La barmaid grommela, si bien que seul Äros l'entendit.
— Ça fait leur quatrième tournée, ils vont finir étalés au sol... On va devoir les porter dehors.
— Et les laisser dans la rue ?
Elle lui jeta un regard à peine étonné, tandis que ses mains s'affairaient en gestes habitués. Elle n'avait même plus besoin d'y penser, ses doigts se refermaient sur les verres qu'elle plaçait sous les pompes reliées aux cuves.
— Non, on les laisse pas dans la rue, c'est un coup à les offrir sur un plateau aux personnes malintentionnées.
— Mais tu les connais à peine.
— Et ? Je vais pas laisser des clients décuver sur le pavé devant le bar, Äros, ce serait vraiment moche de ma part. Et puis... toi, je ne te connaissais pas du tout quand je t'ai invité pour la première fois. Je crois que j'aurais aimé qu'on m'aide, moi aussi, quand j'en avais besoin. Je me vois mal abandonner des gens dans la rue.
Elle s'occupa de porter un plateau à une table, puis revint et prépara le suivant. Äros, les mains plongées dans la vaisselle, l'observait du coin de l'œil. Elle avait l'air préoccupée.
— Tu sais, finit-elle par poursuivre, j'avais une amie, que j'ai aidée quand elle dormait dans la rue. Enfin, elle est devenue mon amie après. On rencontre parfois des gens étonnants, quand on prend la peine de tendre la main.
— Qu'est-elle devenue ?
— Elle a disparu. Elle est partie accomplir une vengeance, et je ne l'ai plus jamais revue.
— C'est une meurtrière, alors.
— Sa cible avait tué quelqu'un de très cher à ses yeux. Je crois qu'elle a réussi à trouver le coupable, mais je n'en suis pas sûre.

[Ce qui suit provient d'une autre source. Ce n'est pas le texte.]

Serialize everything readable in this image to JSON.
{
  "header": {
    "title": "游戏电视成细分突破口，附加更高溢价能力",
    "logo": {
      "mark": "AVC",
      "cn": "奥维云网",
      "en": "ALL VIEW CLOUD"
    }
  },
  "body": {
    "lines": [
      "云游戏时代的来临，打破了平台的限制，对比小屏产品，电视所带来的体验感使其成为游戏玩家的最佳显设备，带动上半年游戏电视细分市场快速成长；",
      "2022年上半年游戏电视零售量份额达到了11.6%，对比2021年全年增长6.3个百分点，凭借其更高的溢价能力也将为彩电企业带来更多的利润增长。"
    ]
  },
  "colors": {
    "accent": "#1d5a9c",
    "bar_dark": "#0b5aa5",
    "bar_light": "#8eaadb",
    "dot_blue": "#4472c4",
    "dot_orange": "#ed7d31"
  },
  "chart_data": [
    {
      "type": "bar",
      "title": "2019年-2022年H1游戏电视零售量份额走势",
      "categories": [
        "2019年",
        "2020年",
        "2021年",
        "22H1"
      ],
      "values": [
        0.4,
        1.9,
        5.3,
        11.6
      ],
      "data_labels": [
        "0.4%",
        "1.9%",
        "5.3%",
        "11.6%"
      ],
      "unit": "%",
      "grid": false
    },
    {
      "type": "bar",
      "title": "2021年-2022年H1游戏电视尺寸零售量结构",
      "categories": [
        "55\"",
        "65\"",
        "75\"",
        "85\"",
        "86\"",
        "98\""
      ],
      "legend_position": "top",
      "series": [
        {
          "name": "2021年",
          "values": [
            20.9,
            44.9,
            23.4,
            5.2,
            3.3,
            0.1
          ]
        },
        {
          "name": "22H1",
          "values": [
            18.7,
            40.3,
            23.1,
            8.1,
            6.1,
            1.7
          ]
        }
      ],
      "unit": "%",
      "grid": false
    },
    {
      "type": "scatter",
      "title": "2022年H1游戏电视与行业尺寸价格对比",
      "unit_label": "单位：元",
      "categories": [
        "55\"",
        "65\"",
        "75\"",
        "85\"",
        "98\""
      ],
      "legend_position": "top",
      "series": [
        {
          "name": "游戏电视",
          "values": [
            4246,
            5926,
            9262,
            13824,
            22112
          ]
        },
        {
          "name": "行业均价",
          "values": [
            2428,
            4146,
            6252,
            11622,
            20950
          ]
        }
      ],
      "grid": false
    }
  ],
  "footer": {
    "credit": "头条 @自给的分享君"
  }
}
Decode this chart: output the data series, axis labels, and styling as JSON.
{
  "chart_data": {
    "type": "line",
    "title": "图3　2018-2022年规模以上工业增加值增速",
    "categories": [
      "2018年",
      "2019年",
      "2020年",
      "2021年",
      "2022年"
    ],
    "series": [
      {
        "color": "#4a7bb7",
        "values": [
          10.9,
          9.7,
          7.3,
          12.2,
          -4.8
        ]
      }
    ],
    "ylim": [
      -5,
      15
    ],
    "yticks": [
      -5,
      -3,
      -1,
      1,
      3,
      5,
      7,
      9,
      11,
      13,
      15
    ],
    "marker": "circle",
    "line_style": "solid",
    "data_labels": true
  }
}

— Si elle te contacte, elle se compromet.
— Mmh.
Äros lui jeta un coup d'œil, notant la crispation de ses traits. Il posa un verre propre sur le comptoir, puis se tourna vers elle.
— Tu t'inquiètes pour elle. Mais si les autorités la retrouvent, elle n'aura plus à dormir dans la rue. Elle ne risquera plus de mourir la nuit si elle baisse la garde.
— Mais elle serait en prison.
Äros fronça les sourcils.
— C'est la loi. Mais la peine de mort a été abolie. Elle pourrait vivre sous un toit.
— Certains préfèrent vivre libres et difficilement, à vivre enfermé et nourri, Äros. Elle... aurait préféré mourir, je pense, avant d'être attrapée. Et même si les autorités l'ont coincée, ils pourraient l'éliminer discrètement. Ils n'aiment pas la traîtrise... Alors oui, je m'inquiète.
— Parce qu'elle est ton amie ?
— Oui.
Kam força un petit sourire et souleva un plateau d'une main.
— Äros, si tu as de l'énergie pour parler, tu en as pour laver, taquina-t-elle.
Puis elle se détourna et se mêla à ses clients, laissant son employé perplexe. Il baissa les yeux sur ses mains, qui lavaient les verres à une vitesse constante, peu affectées par sa discussion avec la barmaid. Il fronça un peu les sourcils, mais chassa ses questions et augmenta la cadence de ses mouvements. Juste assez pour conserver une allure humaine.
Ses yeux se levèrent et il observa la salle, glissant sur les visages détendus qu'il reconnaissait parfois. La clientèle se composait d'habitués, ce jour-là. Ils parlaient fort, riaient, dans un bruit de fond qu'Äros avait appris à ignorer. Il contemplait les expressions qu'il pouvait lire, il posait des yeux curieux sur ce monde qui l'entourait et auquel il ne comprenait encore que peu de choses.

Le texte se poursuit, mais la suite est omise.